Restart or reload your web server if necessary.
Test your origin server
You can use command line curl tool to test your origin web server. You should see CDN robots.txt if and only if you include the X-Resource HTTP header to your request.
Request "normal" robots.txt
curl http://www.mycompany.com/robots.txt
Request CDN robots.txt
curl --header 'X-Resource: NUMBER' http://www.mycompany.com/robots.txt
Please replace NUMBER with the CDN service number obtained from its Service Identifier.
Disable Block Crawlers
On the Services/Settings page make sure that the Block Crawlers option is set to Disabled.
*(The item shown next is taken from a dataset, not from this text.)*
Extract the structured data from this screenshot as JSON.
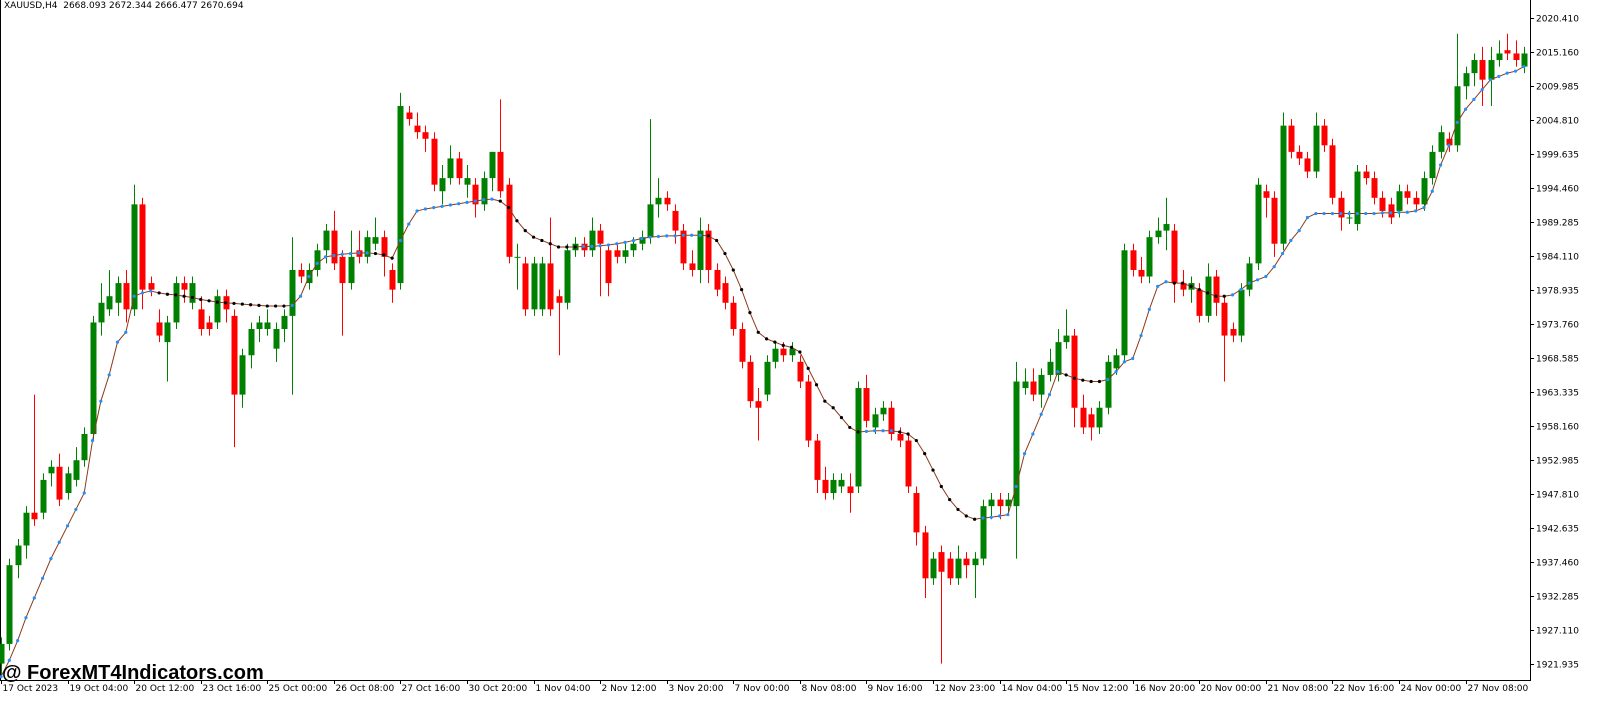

If it is enabled then disable it and wait for propagation of the new CDN service settings and then check your new robots.txt on the following CDN URL.
http[s]://static.mycompany.com/robots.txt
Notes
- If you don't not see the new content then you might need to purge your old robots.txt file from the CDN cache.
- Please note that the above steps for Googlebot Images are analogical for all search engine bots.